3 Half a Theory?
This reticence is unique to quantum mechanics. No other theory of physics is so reticent. Newton’s theory of gravitation speaks of the solar system as sort of a gigantic clock, a smoothly functioning machine. Statistical mechanics describes a gas as a swarm of particles, rapidly zooming about every which way. Electromagnetism tells of space filled with invisible fields. Each of these theories gives us a vivid picture of the world. But quantum theory tells us nothing of the sort: it leaves us no picture at all.
The refusal of the theory to give a picture of reality, to respond to certain questions, and its seeming inability to describe any mechanisms lying behind its predictions, deeply disturbed the theory’s creators. One of those creators was Albert Einstein. He was so disturbed that he decided that there was something wrong with the theory.

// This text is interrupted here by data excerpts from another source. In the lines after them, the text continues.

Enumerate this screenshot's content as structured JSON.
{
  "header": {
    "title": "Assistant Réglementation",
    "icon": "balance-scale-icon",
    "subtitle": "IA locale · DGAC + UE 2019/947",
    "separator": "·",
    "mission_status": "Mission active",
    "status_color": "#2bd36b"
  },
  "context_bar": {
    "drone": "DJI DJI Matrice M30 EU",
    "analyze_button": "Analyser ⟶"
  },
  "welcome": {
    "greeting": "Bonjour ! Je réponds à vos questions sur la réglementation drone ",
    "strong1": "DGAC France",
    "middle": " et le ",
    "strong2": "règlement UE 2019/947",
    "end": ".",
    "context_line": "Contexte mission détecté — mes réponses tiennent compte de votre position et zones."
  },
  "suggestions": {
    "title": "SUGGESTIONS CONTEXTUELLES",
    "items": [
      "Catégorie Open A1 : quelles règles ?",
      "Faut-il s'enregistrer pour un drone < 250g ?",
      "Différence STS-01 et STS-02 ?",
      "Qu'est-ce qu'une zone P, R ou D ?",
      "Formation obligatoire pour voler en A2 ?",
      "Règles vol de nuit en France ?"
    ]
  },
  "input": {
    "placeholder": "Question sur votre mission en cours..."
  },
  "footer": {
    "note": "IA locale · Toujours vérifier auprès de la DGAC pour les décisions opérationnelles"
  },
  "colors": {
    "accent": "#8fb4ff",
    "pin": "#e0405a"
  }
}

To him no respectable theory of physics should be so speechless.
Is there something wrong with quantum mechanics? It seems so limited! Is it too limited? Is there something wrong with it? Maybe it is not a theory but half a theory.
For surely there must be some way to penetrate beyond the silence of the theory! Surely something is missing from quantum mechanics. Could it be that it is only a partial theory, that underlying it there is a deeper understanding, a fuller and more complete explanation of the workings of the microworld? In this view quantum mechanics is only a start, and we need to search for a better theory that will speak of all those things that the Predictor fails to address. This new theory, if we could find it, would clearly describe the invisible reality—the actual physical situation, the real state of affairs—of which we would dearly love to learn.
Figure 3.1
Albert Einstein. Although he was one of the creators of quantum mechanics, he never accepted it. Over and over again, Einstein argued that the theory was incomplete because it failed to describe subatomic reality. The arguments that Einstein advanced are the fertile soil from which grew the discoveries described in this book. Photo courtesy of the American Institute of Physics Emilio Segre Visual Archives.
Does this view make sense to you? If you feel that it does make sense, then you believe in hidden variables. And it made sense to many people before Bell’s Theorem and the experiments that it inspired came along.
In particular, it made sense to Albert Einstein. In his view quantum mechanics, successful though it may be, was incomplete. The theory was perfectly good so far as it went, he felt—but “so far as it went” was not good enough for him. Einstein wanted something more: a complete theory.
Is quantum theory incomplete? Or are there are reasons to think that it is all that we will ever get?
On the one hand, if we are going to revise quantum mechanics to make it into a complete theory, the task won’t be easy. It won’t be a matter of making a few tweaks here and there. The very structure of the theory, the way in which it is formulated, is antithetical to the goals of such a revision. If we are looking for a more talkative Predictor, it’s an utterly different person that we’re after. And if we do decide to go looking for a new one, we’d better remember that she’s got some pretty big shoes to fill. Quantum mechanics as it stands is that good.
Furthermore, it seems inconceivable that such a Predictor—a talkative Predictor, one who describes what is really going on—could ever be found. What sort of description could there be of a particle existing in many places at once, of an atom with a broad range of energies, of an object most definitely spinning on an axis but of that axis having no particular direction until it is observed? The more we probe the quantum world, the more we learn that its properties simply cannot be described in anything like the ordinary manner.
Many of the theory’s creators felt that the refusal of quantum theory to provide a detailed account of the workings of the microworld is not a problem but a discovery. It is not a limitation but an advance. In this view the theory is profoundly right in confining itself to doing only what can be done, and avoiding what cannot. These people insist that the question “What is the reality that the Predictor perceives so clearly?” is misguided—that there simply is no such thing. They insist that the idea of a reality that can be explained is a naive notion that we need to outgrow, on a par with another intuitively obvious concept that turned out to be wrong—that of a flat Earth beneath our feet.
Einstein, on the other hand, thought that these people were just spouting nonsense. He set out to prove them wrong. And it was the arguments that Einstein brought to bear that led in the long run to Bell’s famous theorem, a theorem that, in a supreme irony, almost certainly showed that Einstein had been wrong.